If you give a specific dollar amount to the College, that amount will represent your estate gift. If you are leaving a percentage of your residuary estate or assets in a retirement plan, Swarthmore will accept your good faith estimate of what the College will ultimately receive—a snapshot of what you currently believe your estate intention to be.
- May I designate my estate gift to a specific program or initiative at Swarthmore?
Unrestricted gifts allow the College to use your gift where the need is greatest. However, you may designate your estate gift to a favorite program or initiative such as financial aid. You may also add it to an existing endowed fund. If you choose to restrict your estate gift, please contact us to ensure that your wishes can be honored.
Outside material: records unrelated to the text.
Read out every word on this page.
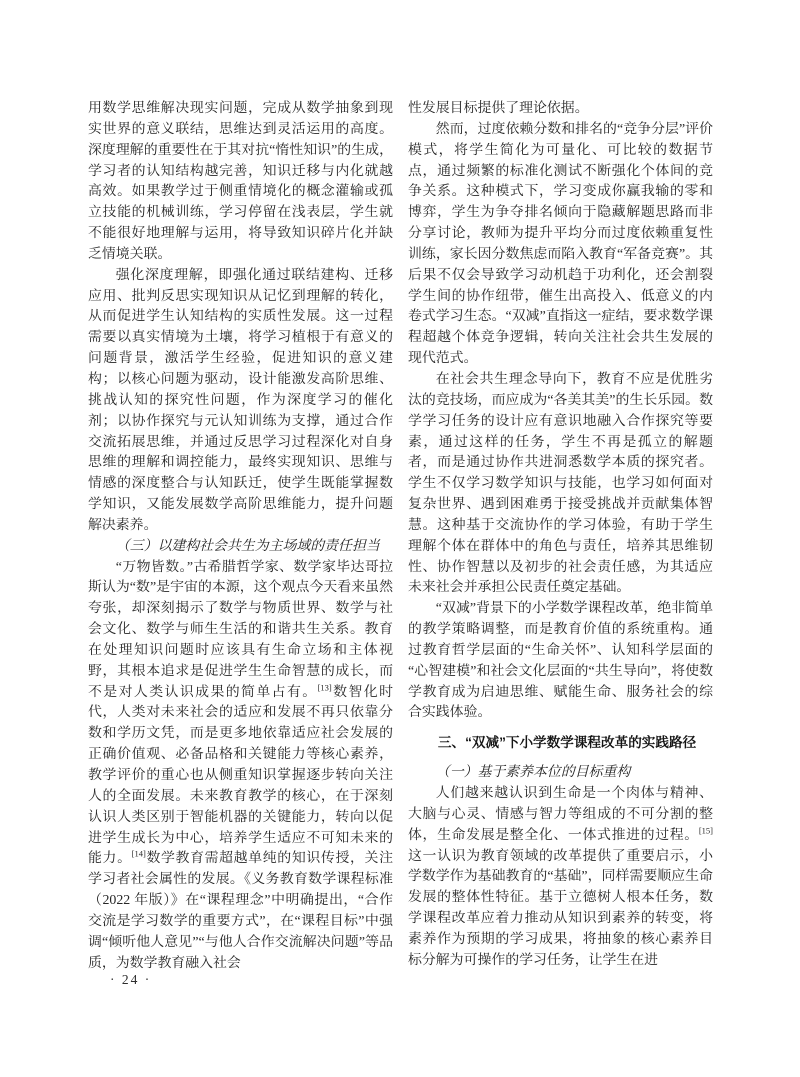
用数学思维解决现实问题，完成从数学抽象到现实世界的意义联结，思维达到灵活运用的高度。深度理解的重要性在于其对抗“惰性知识”的生成，学习者的认知结构越完善，知识迁移与内化就越高效。如果教学过于侧重情境化的概念灌输或孤立技能的机械训练，学习停留在浅表层，学生就不能很好地理解与运用，将导致知识碎片化并缺乏情境关联。

强化深度理解，即强化通过联结建构、迁移应用、批判反思实现知识从记忆到理解的转化，从而促进学生认知结构的实质性发展。这一过程需要以真实情境为土壤，将学习植根于有意义的问题背景，激活学生经验，促进知识的意义建构；以核心问题为驱动，设计能激发高阶思维、挑战认知的探究性问题，作为深度学习的催化剂；以协作探究与元认知训练为支撑，通过合作交流拓展思维，并通过反思学习过程深化对自身思维的理解和调控能力，最终实现知识、思维与情感的深度整合与认知跃迁，使学生既能掌握数学知识，又能发展数学高阶思维能力，提升问题解决素养。

（三）以建构社会共生为主场域的责任担当

“万物皆数。”古希腊哲学家、数学家毕达哥拉斯认为“数”是宇宙的本源，这个观点今天看来虽然夸张，却深刻揭示了数学与物质世界、数学与社会文化、数学与师生生活的和谐共生关系。教育在处理知识问题时应该具有生命立场和主体视野，其根本追求是促进学生生命智慧的成长，而不是对人类认识成果的简单占有。[13]数智化时代，人类对未来社会的适应和发展不再只依靠分数和学历文凭，而是更多地依靠适应社会发展的正确价值观、必备品格和关键能力等核心素养，教学评价的重心也从侧重知识掌握逐步转向关注人的全面发展。未来教育教学的核心，在于深刻认识人类区别于智能机器的关键能力，转向以促进学生成长为中心，培养学生适应不可知未来的能力。[14]数学教育需超越单纯的知识传授，关注学习者社会属性的发展。《义务教育数学课程标准（2022 年版）》在“课程理念”中明确提出，“合作交流是学习数学的重要方式”，在“课程目标”中强调“倾听他人意见”“与他人合作交流解决问题”等品质，为数学教育融入社会

性发展目标提供了理论依据。

然而，过度依赖分数和排名的“竞争分层”评价模式，将学生简化为可量化、可比较的数据节点，通过频繁的标准化测试不断强化个体间的竞争关系。这种模式下，学习变成你赢我输的零和博弈，学生为争夺排名倾向于隐藏解题思路而非分享讨论，教师为提升平均分而过度依赖重复性训练，家长因分数焦虑而陷入教育“军备竞赛”。其后果不仅会导致学习动机趋于功利化，还会割裂学生间的协作纽带，催生出高投入、低意义的内卷式学习生态。“双减”直指这一症结，要求数学课程超越个体竞争逻辑，转向关注社会共生发展的现代范式。

在社会共生理念导向下，教育不应是优胜劣汰的竞技场，而应成为“各美其美”的生长乐园。数学学习任务的设计应有意识地融入合作探究等要素，通过这样的任务，学生不再是孤立的解题者，而是通过协作共进洞悉数学本质的探究者。学生不仅学习数学知识与技能，也学习如何面对复杂世界、遇到困难勇于接受挑战并贡献集体智慧。这种基于交流协作的学习体验，有助于学生理解个体在群体中的角色与责任，培养其思维韧性、协作智慧以及初步的社会责任感，为其适应未来社会并承担公民责任奠定基础。

“双减”背景下的小学数学课程改革，绝非简单的教学策略调整，而是教育价值的系统重构。通过教育哲学层面的“生命关怀”、认知科学层面的“心智建模”和社会文化层面的“共生导向”，将使数学教育成为启迪思维、赋能生命、服务社会的综合实践体验。

三、“双减”下小学数学课程改革的实践路径

（一）基于素养本位的目标重构

人们越来越认识到生命是一个肉体与精神、大脑与心灵、情感与智力等组成的不可分割的整体，生命发展是整全化、一体式推进的过程。[15]这一认识为教育领域的改革提供了重要启示，小学数学作为基础教育的“基础”，同样需要顺应生命发展的整体性特征。基于立德树人根本任务，数学课程改革应着力推动从知识到素养的转变，将素养作为预期的学习成果，将抽象的核心素养目标分解为可操作的学习任务，让学生在进

· 24 ·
- What happens if I change my estate plan or if my estate gift cannot be satisfied?
The estate commitment form is not legally binding, and we understand that your plans or circumstances may change in the future. If your estate gift cannot be satisfied in full, we will gratefully accept any remaining amount or portion that is earmarked for Swarthmore. If you make changes that affect your estate gift, please let us know so that we can update our records.